A while back, I was asked to deliver a day programme on health and wellbeing at work.
Delegates had considered the importance of good health and its strong links to productivity and were keen to find ways to minimise the causes of ill health. They opted, initially, to focus on reducing stress in their workforce.
They identified the broad categories of causes of stress in themselves and their staff and mounted these on a “fishbone” analysis framework on the wall.
The fish’s upper bones were used to represent the main causes of concern at work: from the job, the work environment and relationships to career progression and keeping up to date with change. Lower bones were dedicated to causes of concern from outside work: family, home and finance; health, fitness and leisure; social life and even holidays. The majority - and often the more worrying stressors - were generated from life outside work.
In a recent coaching session, one manager concluded that it was pressures outside work that had triggered recent workload management difficulties.
Broken sleep (a new and noisy arrival at home) and new domestic responsibilities and routine were at the root. Tiredness had an impact on performance at work, where tackling the relatively less strenuous, immediate tasks became the early but natural choice. In time, a backlog of larger projects left anxiety, further sleep disturbances and sapped energy in its wake.
A moment set aside to recognise the cause and fathom practical solutions to break the cycle restored peace of mind, concentration and performance.
The impact of an enduring economic crisis upon livelihoods, finances, homes and families can only increase the domestic and family concerns being carried, albeit subconsciously, into the workplace. Simultaneously, service quality and performance must continue to improve in an environment of budgetary constraints. Leaders and managers within this new scenario will need to be in top condition to deliver.
The NHS constitution heralds an era where we and our staff are to be provided with “support and opportunities… to maintain their health, wellbeing and safety” in the workplace.
At the end of the year and currently holding roadshows in each strategic health authority on health and wellbeing in the NHS, the Boorman review will lend further advice.

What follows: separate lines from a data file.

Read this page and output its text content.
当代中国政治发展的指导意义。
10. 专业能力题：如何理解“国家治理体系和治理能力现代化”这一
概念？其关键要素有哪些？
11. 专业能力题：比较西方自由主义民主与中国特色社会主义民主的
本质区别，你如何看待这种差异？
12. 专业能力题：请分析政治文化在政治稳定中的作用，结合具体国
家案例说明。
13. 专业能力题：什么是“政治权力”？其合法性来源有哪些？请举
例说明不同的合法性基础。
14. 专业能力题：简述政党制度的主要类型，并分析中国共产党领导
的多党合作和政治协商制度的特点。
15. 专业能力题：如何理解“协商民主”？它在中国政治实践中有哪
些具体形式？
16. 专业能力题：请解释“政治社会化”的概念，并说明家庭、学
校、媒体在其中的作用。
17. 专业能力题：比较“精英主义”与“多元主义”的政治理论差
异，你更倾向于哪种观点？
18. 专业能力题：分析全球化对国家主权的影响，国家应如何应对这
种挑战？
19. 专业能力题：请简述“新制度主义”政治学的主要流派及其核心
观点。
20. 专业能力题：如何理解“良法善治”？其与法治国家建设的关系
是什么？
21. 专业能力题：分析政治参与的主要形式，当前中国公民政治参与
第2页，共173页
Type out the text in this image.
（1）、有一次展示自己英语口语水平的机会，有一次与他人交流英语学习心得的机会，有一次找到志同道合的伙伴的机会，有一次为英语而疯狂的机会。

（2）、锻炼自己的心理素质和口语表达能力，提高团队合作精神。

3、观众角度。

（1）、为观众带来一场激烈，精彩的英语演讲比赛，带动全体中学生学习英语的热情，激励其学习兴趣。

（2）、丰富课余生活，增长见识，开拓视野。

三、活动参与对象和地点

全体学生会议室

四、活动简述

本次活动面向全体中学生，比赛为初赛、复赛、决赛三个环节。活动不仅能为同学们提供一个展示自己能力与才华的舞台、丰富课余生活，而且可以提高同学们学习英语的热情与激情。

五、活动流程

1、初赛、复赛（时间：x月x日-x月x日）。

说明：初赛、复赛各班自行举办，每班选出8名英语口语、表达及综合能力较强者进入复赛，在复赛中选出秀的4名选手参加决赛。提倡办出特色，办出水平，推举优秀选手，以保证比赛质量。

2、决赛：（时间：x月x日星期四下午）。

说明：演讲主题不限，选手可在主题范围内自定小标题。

Investing just a few moments to check for signs of stress means we can act early and offset entrenched problems later.
Above all, do the things we know make for good health and build our reserves of energy? We know what they are - we need to determine to do them. Ringfence time for sleep and relaxation, eat well, exercise often, preserve your social life, spend time with those who encourage and refresh you and, of course, work hard and be productive.